On a smooth manifold, given any two derivative operators $\tilde{\nabla}_{a}$ and $\nabla_{a}$, there exists a connection $C^{c}_{ab}$ such that, acting on a metric tensor $g_{bc}$, we have: \begin{equation} 0\neq \nabla_{a}g_{bc}=\tilde{\nabla}_{a}g_{bc}-g_{dc}C^{d}_{ba}-g_{bd}C^{d}_{ca} \end{equation} Are we allowed to choose any differential operator of any units given that we assume the derivative has a constant of proportionality such that the units match up?
For example, can I choose $\tilde{\nabla}_{a}$ to be $\tilde{\partial}_a$ with units $[Length]^{-1}$, and $\nabla_{a}$ to be $\partial_{a}$ with units $[Mass]^{-1}$ as long as $\partial_{a}g_{bc}=Q_{abc}=\kappa N_{abc}$ where $\kappa$ is a constant of proportionality with the units $\frac{[Mass]}{[Length]}$ so long as $g_{bc}$ is a function of both mass and length?
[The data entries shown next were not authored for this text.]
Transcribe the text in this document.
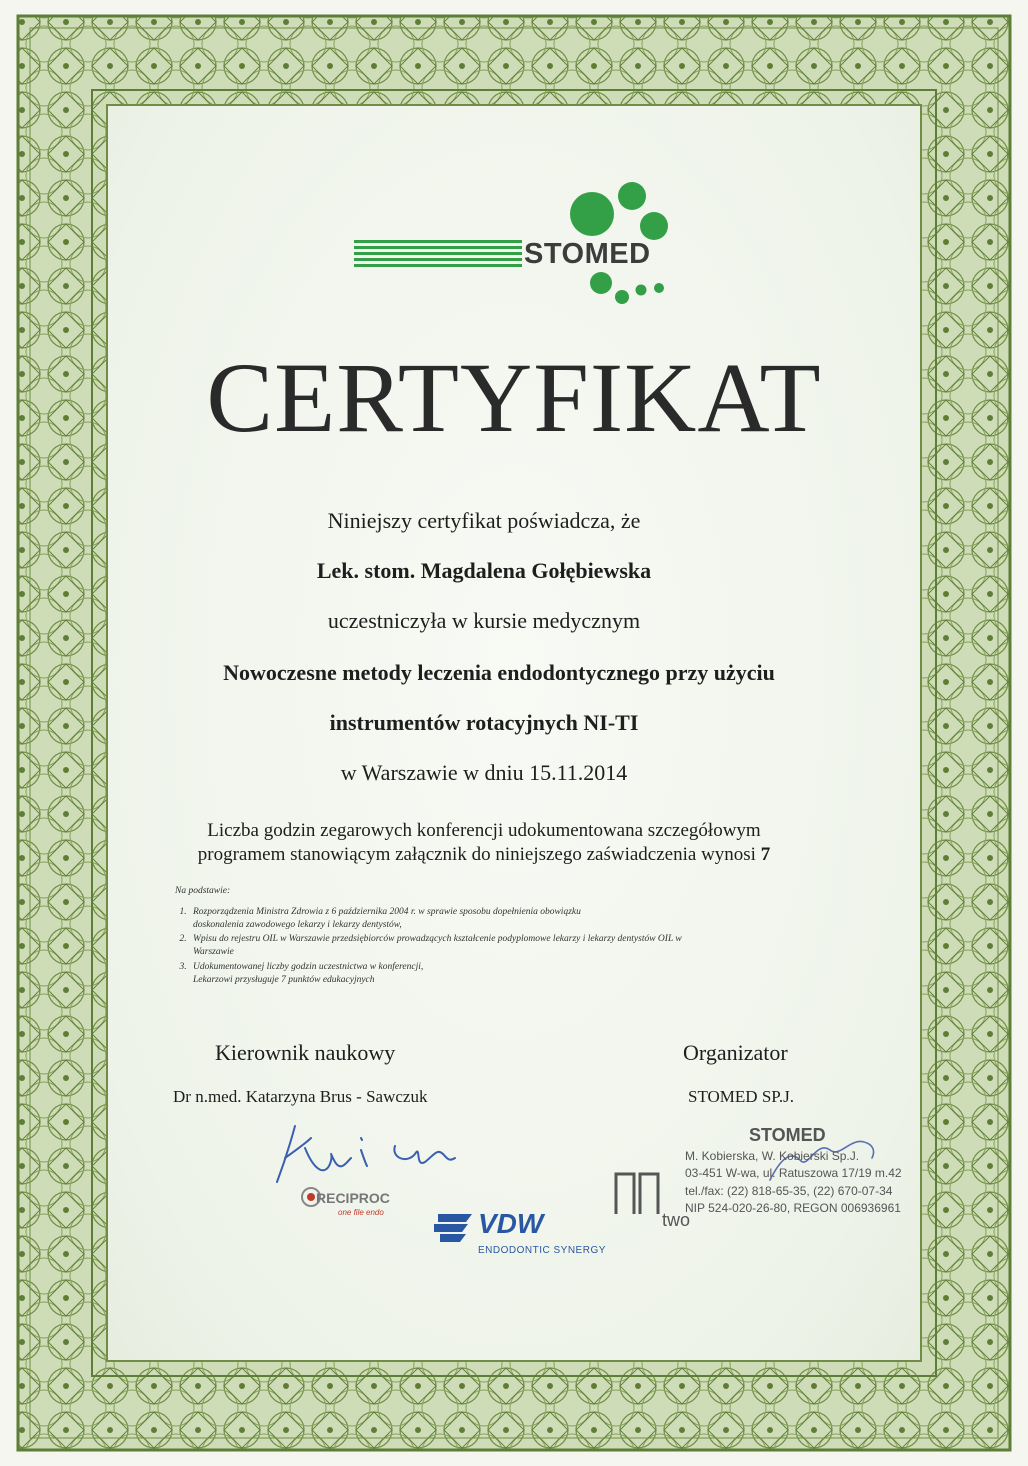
STOMED
CERTYFIKAT
Niniejszy certyfikat poświadcza, że
Lek. stom. Magdalena Gołębiewska
uczestniczyła w kursie medycznym
Nowoczesne metody leczenia endodontycznego przy użyciu
instrumentów rotacyjnych NI-TI
w Warszawie w dniu 15.11.2014
Liczba godzin zegarowych konferencji udokumentowana szczegółowym
programem stanowiącym załącznik do niniejszego zaświadczenia wynosi 7
Na podstawie:
1. Rozporządzenia Ministra Zdrowia z 6 października 2004 r. w sprawie sposobu dopełnienia obowiązku
doskonalenia zawodowego lekarzy i lekarzy dentystów,
2. Wpisu do rejestru OIL w Warszawie przedsiębiorców prowadzących kształcenie podyplomowe lekarzy i lekarzy dentystów OIL w
Warszawie
3. Udokumentowanej liczby godzin uczestnictwa w konferencji,
Lekarzowi przysługuje 7 punktów edukacyjnych
Kierownik naukowy
Dr n.med. Katarzyna Brus - Sawczuk
Organizator
STOMED SP.J.
STOMED
M. Kobierska, W. Kobierski Sp.J.
03-451 W-wa, ul. Ratuszowa 17/19 m.42
tel./fax: (22) 818-65-35, (22) 670-07-34
NIP 524-020-26-80, REGON 006936961
RECIPROC
one file endo	VDW
ENDODONTIC SYNERGY
two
Any covariant derivative must be dimensionless by the following argument involving the Leibniz rule. Let $\nabla$ be a covariant derivative on $M$, $f$ a smooth dimensionless function on $M$ and $T$ a section of a tensor bundle of arbitrary units. One has $\nabla (fT) =f(\nabla T) + T\otimes df$ by the Leibniz rule. Since the local expression for $df$ is $\frac{\partial f}{\partial x^i} dx^i$, $df$ is necessarily dimensionless. For the right hand side of Leibniz rule equation to make sense, the units of $f\nabla T$ must be the same as those of $T\otimes df$ which are just those of $T$.